666文字百物語
137、イケメン嫌い Pixivでは「449」
「――この世で結ばれないのなら、せめて来世で!」
お風呂を上がると、お母さんはドラマを観ていた。最近ブームだという海外のドラマ。テレビにはイケメン俳優がいかにも寂しそうな顔を作ってこっちを見ている。その眼つきがまるで見ているあたしたちを捕えているような気がするのは、あたしの気のせいだろうか。
「あら、上がったの? じゃあわたしも入ろうかしらね」
お母さんは珍しいことに素直にお風呂場に向かう。
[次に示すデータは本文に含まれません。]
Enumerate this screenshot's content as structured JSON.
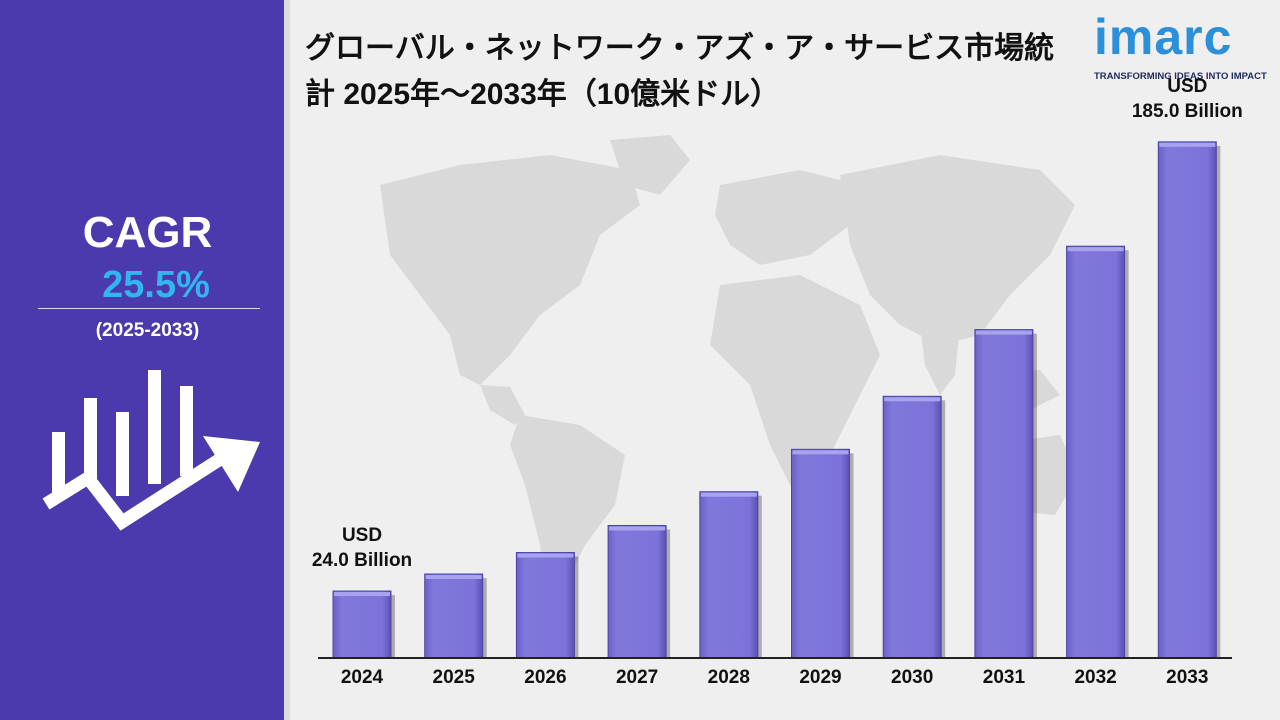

さては、ちょうどいいタイミングでドラマが終わったからだろう。このチャンネルにはいつもお母さんが好きな映画が放送されるようになっている。本人がパートで稼いだお金で加入してるから、お父さんも文句の言いようがない。それは別にいい。知ったことじゃないんだし。
問題は、お母さんがあたしにその趣味を押し付けてくるところだ。あたしは小説も恋愛ものは苦手だし、ドラマや映画はもっと苦手。小説の方が高尚とかいうつもりはないけど、ただじっとしてるのが性に合わないんだ。
テレビ画面の向こうでは、相もかわらずイケメンが入れ替わり立ち代わり、画面に映る。誰も彼もが同じ顔に見えて、もう辟易だ。
と、その中のひとりがあたしに向けて手を伸ばした、ように見えた。そのドラマはシンデレラの実写版。王子様がガラスの靴をあたしの足に嵌めようとしている、ように見える。
「ちょっと、! 何してるのよ!」
バスタオルを巻いたお母さんが、テレビに向けて怒鳴りつけた。……と思ったら、その怒りの矛先はあたしに向けてだった。
「このイケメンたちはみんなわたしのものなの! 娘だろうが渡さないわ!」
そういう声の鋭さから、本音だとわかる。ガラスの靴が映った場所に自分の足を当ててみせるお母さん。……イケメンって本当に罪作り。だから嫌いなのよね。